It seemed simple enough back in 1972 when I was told “the strike zone is between your arm pits and your knees.” I found this a bit more insightful than also being informed to “keep your eye on the ball.” Truth be told, I may have closed my eyes a time or two while facing a 20 mph heater that sailed up and in, but when you’re eight years old… anything the big kids tell you about the game is gospel.
The Strike Zone
1996 – The Strike Zone is expanded on the lower end, moving from the top of the knees to the bottom of the knees.
1988 – “The Strike Zone is that area over home plate the upper limit of which is a horizontal line at the midpoint between the top of the shoulders and the top of the uniform pants, and the lower level is a line at the top of the knees. The Strike Zone shall be determined from the batter’s stance as the batter is prepared to swing at a pitched ball.”
1969 – “The Strike Zone is that space over home plate which is between the batter’s armpits and the top of his knees when he assumes a natural stance. The umpire shall determine the Strike Zone according to the batter’s usual stance when he swings at a pitch.”
1963 – “The Strike Zone is that space over home plate which is between the top of the batter’s shoulders and his knees when he assumes his natural stance. The umpire shall determine the Strike Zone according to the batter’s usual stance when he swings at a pitch.”
1950 – “The Strike Zone is that space over home plate which is between the batter’s armpits and the top of his knees when he assumes his natural stance.”
1907 – “A fairly delivered ball is a ball pitched or thrown to the bat by the pitcher while standing in his position and facing the batsman that passes over any portion of the home base, before touching the ground, not lower than the batsman’s knee, nor higher than his shoulder. For every such fairly delivered ball, the umpire shall call one strike.”

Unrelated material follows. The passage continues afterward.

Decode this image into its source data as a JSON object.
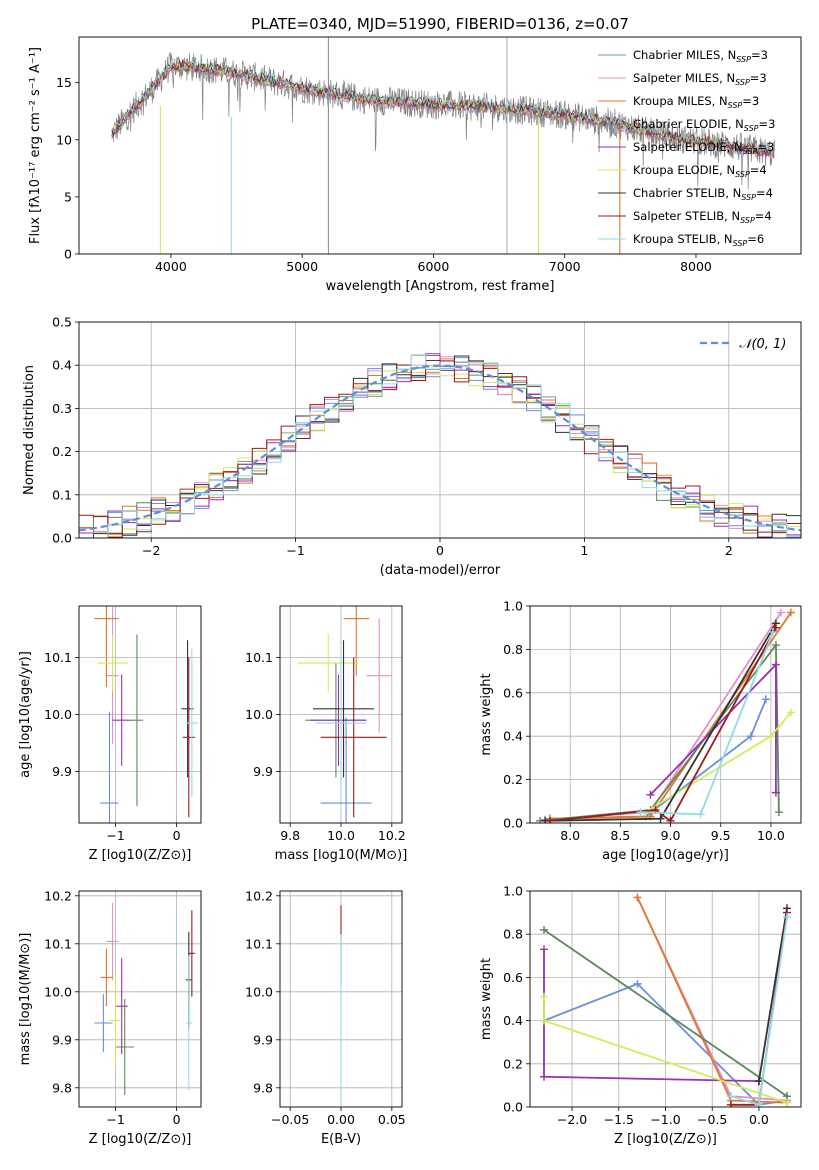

It appears that the strike zone I grew up with became an official part of the big game back in 1950…arms pits to the top of the knees. But did we really need a uniform to tell us this? Apparently someone thought it was a good idea, and an idea that at times attributed to being the brain child of Branch Rickey. However, when these uniforms were introduced by the Denver Bears mid-season of 1952, credit was given a Denver native then identified as “Bill Roessman” who is said to have come up with idea around 1950. Actually the name and the date cited in 1952 was bit off as confirmed by a Patent filling from 18 August 1948 (Patent Publication date; 2 May 1950)
I found it interesting that this Patent by William Roessner (Denver, Colorado) coincided with the change in the upper range of the strike zone from the shoulders to the arm pits, although Roessner’s effort only involved the pants. While these Bears uniforms were certainly unique, they were not the first attempt to visually indicate the strike zone on the batter. According to an article that appeared in The Sporting News on July 2nd, 1952 “Several years ago the Ft Worth (Texas) Club tried a similar experiment, using horizontal black bands on the uniform to designate the limits of the strike zone.” This experiment took place on August 19th of 1950. It lasted all of one game in a contest between the Ft. Worth Cats (Brooklyn AA Affiliate) the Oklahoma City Indians (Cleveland AA Affiliate) and it reflected the change in the strike zone that took effect that year.
The Bears uniforms were not an immediate hit with the Denver players. A number of them complained that the outfits looked too much like softball uniforms. From a functional standpoint, the players were not fans of the additional layer of blue fabric in the knees, citing it as being uncomfortable. The feedback from the man behind the plate was a little more positive. According to Western League umpire Bob Phillips who worked the plate for the first game of the July 4th twin bill said “I thought it provided definite help in calling the low pitches, but I wasn’t conscious of any help on the high pitches. Players seem to crouch and bob around too much for the uniform to help with the pitch around the armpit.”
These Denver Bears “Strike Zone Uniforms” were only produced in white home versions. No road “strike zone uniforms” were manufactured by Spalding (distributed by Max Cook Sporting Goods, Denver, Colorado).
To be more specific the uniforms were provided by a collection of local Denver businessmen who formed a corporation called “The Strike Zone Uniforms Estate” in hopes the idea would catch on in a big way. Bob Howsam, then President and General Manager of the Bears said that before he would make a decision on their continued use for the 1953 season, he wanted to make sure the uniforms were given a thorough evaluation. As such, special permission from the other clubs of the Western league was obtained by Executive Vice President-Secretary Harold George for the Denver Bears to wear their novel “Strike Zone” uniforms for select away games on their eastern road trip which began July 24th of 1952. While worn on the road through portions of the remainder of the 1952 season, “The Strike Zone Uniforms” were worn only once at home by the Bears (4 July 1952).
The 1952 Denver Bears ended the season as champions of the Western League. Bob Howsam was named Minor League Executive of Year by The Sporting News, but alas these colorful and interesting “Strike Zone Uniforms” were regrettably called out looking… looking mighty fine I might add.